A complex formula now determines how much gross production tax revenue goes back to the counties and how much goes into assorted state accounts, including a voter-approved state Legacy Fund that collects 30 percent of oil tax revenue for the future.

Williston City Commission Vice President Brad Bekkedahl said the issue with the current formula is that as production grows, the state gets a higher percentage of the revenue.

With the level of production Williams County has currently, the state gets 90 percent of the gross production tax and 10 percent goes back to the county.

City leaders hope legislators will adjust the formula during the next session, said Bekkedahl, who is the city's finance commissioner.

"It makes little sense to us out here that deal with the impacts that you get busier but you get less of the money," Bekkedahl said. "It's not enough to keep up with what's happening."

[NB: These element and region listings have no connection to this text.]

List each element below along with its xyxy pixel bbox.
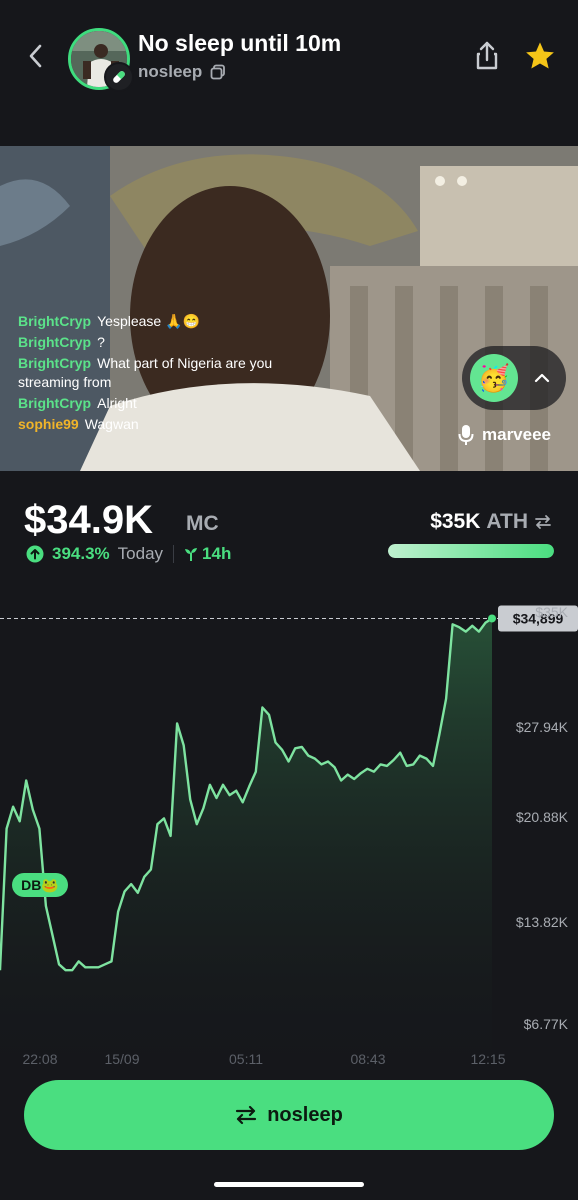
- reaction-selector[interactable]: 🥳: [462, 346, 566, 410]
- change-row: 394.3% Today 14h: [26, 544, 231, 564]
- pill-badge: [104, 62, 134, 92]
- y-tick-label: $6.77K: [524, 1016, 569, 1032]
- divider: [173, 545, 175, 563]
- swap-icon: [236, 1105, 257, 1125]
- chat-username[interactable]: BrightCryp: [18, 355, 91, 371]
- ath-value: $35K: [430, 510, 481, 533]
- chat-text: Alright: [97, 395, 137, 411]
- price-chart[interactable]: $34,899DB🐸 $35K$27.94K$20.88K$13.82K$6.7…: [0, 582, 578, 1082]
- live-stream-video[interactable]: BrightCryp Yesplease 🙏😁 BrightCryp? Brigh…: [0, 146, 578, 471]
- market-cap-value: $34.9K: [24, 498, 153, 542]
- change-percent: 394.3%: [52, 544, 110, 563]
- live-chat: BrightCryp Yesplease 🙏😁 BrightCryp? Brigh…: [18, 312, 308, 436]
- chat-message: sophie99 Wagwan: [18, 415, 308, 434]
- chat-message: BrightCryp?: [18, 333, 308, 352]
- x-tick-label: 12:15: [470, 1051, 505, 1067]
- share-icon: [476, 41, 498, 70]
- market-stats: $34.9K MC 394.3% Today 14h $35K ATH: [0, 472, 578, 582]
- ath-label: ATH: [486, 510, 528, 533]
- chevron-up-icon[interactable]: [532, 368, 552, 388]
- chart-marker-label[interactable]: DB🐸: [21, 877, 59, 893]
- y-tick-label: $13.82K: [516, 914, 569, 930]
- y-tick-label: $27.94K: [516, 719, 569, 735]
- x-tick-label: 05:11: [229, 1051, 263, 1067]
- copy-icon[interactable]: [210, 64, 226, 80]
- swap-icon[interactable]: [534, 513, 552, 531]
- home-indicator: [214, 1182, 364, 1187]
- x-tick-label: 22:08: [22, 1051, 57, 1067]
- token-handle: nosleep: [138, 62, 203, 81]
- host-name: marveee: [482, 425, 552, 444]
- header-bar: No sleep until 10m nosleep: [0, 0, 578, 145]
- token-title: No sleep until 10m: [138, 30, 342, 56]
- x-tick-label: 08:43: [350, 1051, 385, 1067]
- arrow-up-circle-icon: [26, 545, 44, 563]
- chat-message: BrightCryp Yesplease 🙏😁: [18, 312, 308, 331]
- microphone-icon: [458, 425, 474, 445]
- y-tick-label: $20.88K: [516, 809, 569, 825]
- y-tick-label: $35K: [535, 604, 568, 620]
- sprout-icon: [185, 548, 198, 561]
- back-button[interactable]: [22, 40, 50, 72]
- ath-progress-bar: [388, 544, 554, 558]
- x-tick-label: 15/09: [104, 1051, 139, 1067]
- chat-message: BrightCryp Alright: [18, 394, 308, 413]
- chat-text: Yesplease 🙏😁: [97, 313, 200, 329]
- ath-progress-fill: [388, 544, 554, 558]
- share-button[interactable]: [472, 40, 502, 72]
- change-period: Today: [117, 544, 164, 563]
- chat-text: ?: [97, 334, 105, 350]
- token-age: 14h: [202, 544, 232, 563]
- ath-row[interactable]: $35K ATH: [430, 510, 552, 534]
- trade-button-label: nosleep: [267, 1103, 343, 1126]
- chart-area-fill: [0, 618, 492, 1069]
- chat-username[interactable]: BrightCryp: [18, 313, 91, 329]
- current-price-dot: [488, 614, 496, 623]
- chat-message: BrightCryp What part of Nigeria are you s…: [18, 354, 308, 392]
- star-icon: [526, 42, 554, 69]
- chat-username[interactable]: sophie99: [18, 416, 79, 432]
- chevron-left-icon: [29, 44, 42, 68]
- pill-icon: [113, 71, 125, 83]
- host-label: marveee: [458, 424, 551, 446]
- market-cap-label: MC: [186, 512, 219, 535]
- chat-text: Wagwan: [84, 416, 139, 432]
- chat-username[interactable]: BrightCryp: [18, 395, 91, 411]
- trade-button[interactable]: nosleep: [24, 1080, 554, 1150]
- token-handle-row[interactable]: nosleep: [138, 62, 226, 82]
- chat-username[interactable]: BrightCryp: [18, 334, 91, 350]
- favorite-button[interactable]: [524, 40, 556, 72]
- reaction-button[interactable]: 🥳: [470, 354, 518, 402]
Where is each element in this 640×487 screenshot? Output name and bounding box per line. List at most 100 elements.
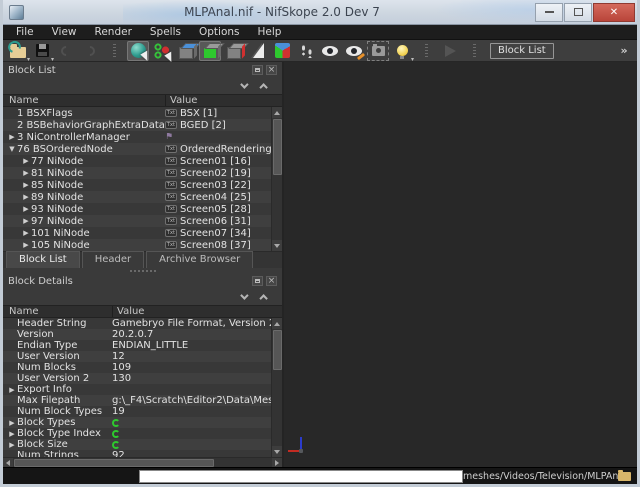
float-panel-button[interactable] xyxy=(252,276,263,286)
view-top-button[interactable] xyxy=(175,41,197,61)
menu-help[interactable]: Help xyxy=(249,26,291,38)
Block Type Index[interactable]: Block Type Index xyxy=(3,428,271,439)
save-button[interactable] xyxy=(31,41,53,61)
scroll-up-icon[interactable] xyxy=(272,107,283,118)
Export Info[interactable]: Export Info xyxy=(3,384,271,395)
collapse-all-button chevron-down-icon[interactable] xyxy=(240,80,248,88)
expand-arrow-icon[interactable] xyxy=(3,386,17,394)
column-header-name[interactable]: Name xyxy=(3,306,112,317)
collapse-all-button chevron-down-icon[interactable] xyxy=(240,291,248,299)
81 NiNode[interactable]: 81 NiNode Screen02 [19] xyxy=(3,167,271,179)
User Version 2[interactable]: User Version 2 130 xyxy=(3,373,271,384)
maximize-button[interactable] xyxy=(564,3,592,22)
expand-arrow-icon[interactable] xyxy=(17,205,31,213)
redo-button[interactable] xyxy=(79,41,101,61)
render-viewport[interactable] xyxy=(284,62,637,467)
toolbar-separator[interactable] xyxy=(415,41,437,61)
lighting-button[interactable] xyxy=(391,41,413,61)
Num Blocks[interactable]: Num Blocks 109 xyxy=(3,362,271,373)
85 NiNode[interactable]: 85 NiNode Screen03 [22] xyxy=(3,179,271,191)
Version[interactable]: Version 20.2.0.7 xyxy=(3,329,271,340)
close-panel-button[interactable]: × xyxy=(266,276,277,286)
float-panel-button[interactable] xyxy=(252,65,263,75)
2 BSBehaviorGraphExtraData[interactable]: 2 BSBehaviorGraphExtraData BGED [2] xyxy=(3,119,271,131)
scroll-left-icon[interactable] xyxy=(3,458,13,468)
block-details-scrollbar[interactable] xyxy=(271,318,282,457)
folder-icon[interactable] xyxy=(618,472,631,481)
user-view-button[interactable] xyxy=(271,41,293,61)
93 NiNode[interactable]: 93 NiNode Screen05 [28] xyxy=(3,203,271,215)
close-button[interactable]: ✕ xyxy=(593,3,635,22)
Endian Type[interactable]: Endian Type ENDIAN_LITTLE xyxy=(3,340,271,351)
view-front-button[interactable] xyxy=(199,41,221,61)
Block Types[interactable]: Block Types xyxy=(3,417,271,428)
Header String[interactable]: Header String Gamebryo File Format, Vers… xyxy=(3,318,271,329)
105 NiNode[interactable]: 105 NiNode Screen08 [37] xyxy=(3,239,271,251)
play-animation-button[interactable] xyxy=(439,41,461,61)
toolbar-overflow-button[interactable]: » xyxy=(613,40,635,60)
toolbar-separator[interactable] xyxy=(463,41,485,61)
menu-view[interactable]: View xyxy=(43,26,86,38)
expand-arrow-icon[interactable] xyxy=(17,217,31,225)
column-header-value[interactable]: Value xyxy=(112,306,271,317)
76 BSOrderedNode[interactable]: 76 BSOrderedNode OrderedRenderingNod... xyxy=(3,143,271,155)
walk-mode-button[interactable] xyxy=(295,41,317,61)
expand-all-button chevron-up-icon[interactable] xyxy=(259,83,267,91)
expand-arrow-icon[interactable] xyxy=(17,193,31,201)
select-object-mode-button[interactable] xyxy=(127,41,149,61)
menu-render[interactable]: Render xyxy=(86,26,141,38)
view-side-button[interactable] xyxy=(223,41,245,61)
97 NiNode[interactable]: 97 NiNode Screen06 [31] xyxy=(3,215,271,227)
expand-arrow-icon[interactable] xyxy=(17,181,31,189)
perspective-button[interactable] xyxy=(319,41,341,61)
1 BSXFlags[interactable]: 1 BSXFlags BSX [1] xyxy=(3,107,271,119)
Max Filepath[interactable]: Max Filepath g:\_F4\Scratch\Editor2\Data… xyxy=(3,395,271,406)
tab-header[interactable]: Header xyxy=(82,251,144,268)
101 NiNode[interactable]: 101 NiNode Screen07 [34] xyxy=(3,227,271,239)
expand-arrow-icon[interactable] xyxy=(17,241,31,249)
expand-arrow-icon[interactable] xyxy=(3,419,17,427)
expand-arrow-icon[interactable] xyxy=(3,441,17,449)
flip-view-button[interactable] xyxy=(247,41,269,61)
Num Strings[interactable]: Num Strings 92 xyxy=(3,450,271,457)
89 NiNode[interactable]: 89 NiNode Screen04 [25] xyxy=(3,191,271,203)
tab-archive-browser[interactable]: Archive Browser xyxy=(146,251,253,268)
tab-block-list[interactable]: Block List xyxy=(6,251,80,268)
app-icon[interactable] xyxy=(9,5,24,20)
menu-spells[interactable]: Spells xyxy=(141,26,190,38)
scroll-up-icon[interactable] xyxy=(272,318,283,329)
expand-all-button chevron-up-icon[interactable] xyxy=(259,294,267,302)
scroll-right-icon[interactable] xyxy=(272,458,282,468)
column-header-value[interactable]: Value xyxy=(165,95,271,106)
column-header-name[interactable]: Name xyxy=(3,95,165,106)
edit-view-button[interactable] xyxy=(343,41,365,61)
scrollbar-thumb[interactable] xyxy=(273,330,282,370)
horizontal-scrollbar[interactable] xyxy=(3,457,282,467)
title-bar[interactable]: MLPAnal.nif - NifSkope 2.0 Dev 7 ✕ xyxy=(3,0,637,25)
scroll-down-icon[interactable] xyxy=(272,446,283,457)
load-button[interactable] xyxy=(7,41,29,61)
scroll-down-icon[interactable] xyxy=(272,240,283,251)
expand-arrow-icon[interactable] xyxy=(3,145,17,153)
menu-options[interactable]: Options xyxy=(190,26,249,38)
undo-button[interactable] xyxy=(55,41,77,61)
77 NiNode[interactable]: 77 NiNode Screen01 [16] xyxy=(3,155,271,167)
expand-arrow-icon[interactable] xyxy=(17,157,31,165)
Num Block Types[interactable]: Num Block Types 19 xyxy=(3,406,271,417)
toolbar-separator[interactable] xyxy=(103,41,125,61)
expand-arrow-icon[interactable] xyxy=(17,229,31,237)
select-vertex-mode-button[interactable] xyxy=(151,41,173,61)
menu-file[interactable]: File xyxy=(7,26,43,38)
expand-arrow-icon[interactable] xyxy=(17,169,31,177)
close-panel-button[interactable]: × xyxy=(266,65,277,75)
Block Size[interactable]: Block Size xyxy=(3,439,271,450)
block-list-view-combo[interactable]: Block List xyxy=(490,41,554,61)
block-list-scrollbar[interactable] xyxy=(271,107,282,251)
User Version[interactable]: User Version 12 xyxy=(3,351,271,362)
screenshot-button[interactable] xyxy=(367,41,389,61)
minimize-button[interactable] xyxy=(535,3,563,22)
expand-arrow-icon[interactable] xyxy=(3,133,17,141)
scrollbar-thumb[interactable] xyxy=(14,459,214,467)
expand-arrow-icon[interactable] xyxy=(3,430,17,438)
scrollbar-thumb[interactable] xyxy=(273,119,282,175)
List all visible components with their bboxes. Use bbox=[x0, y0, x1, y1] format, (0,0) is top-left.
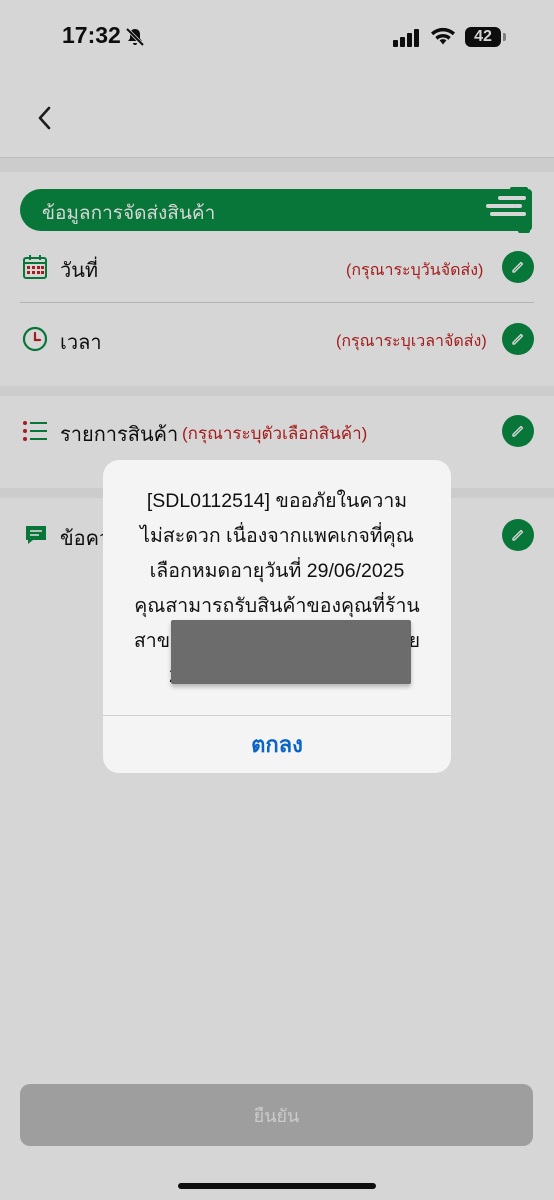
alert-message-line: เลือกหมดอายุวันที่ 29/06/2025 bbox=[149, 560, 405, 582]
redaction-block bbox=[171, 620, 411, 684]
alert-message-line: ไม่สะดวก เนื่องจากแพคเกจที่คุณ bbox=[140, 525, 414, 547]
alert-dialog: [SDL0112514] ขออภัยในความ ไม่สะดวก เนื่อ… bbox=[103, 460, 451, 773]
alert-ok-button[interactable]: ตกลง bbox=[103, 716, 451, 773]
alert-message-line: คุณสามารถรับสินค้าของคุณที่ร้าน bbox=[134, 595, 420, 617]
alert-message-line: [SDL0112514] ขออภัยในความ bbox=[146, 490, 408, 512]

House Appropriations Chairman Jeff Delzer, R-Underwood, said potential changes to the tax formula will depend on the makeup of the Legislature after the fall election.

There are two ways to approach the oil counties' financial needs: revising the tax formula to let more money go directly to the counties or having the Legislature determine how much state money to spend on western infrastructure and needs, he said.

"I'm sure there will be people on both sides of that issue," Delzer said. "In general, as long as the revenue keeps coming in the way it is, there's certainly going to be spending on infrastructure whether it's done through the counties or through the state."

Amy Dalrymple contributed to this report.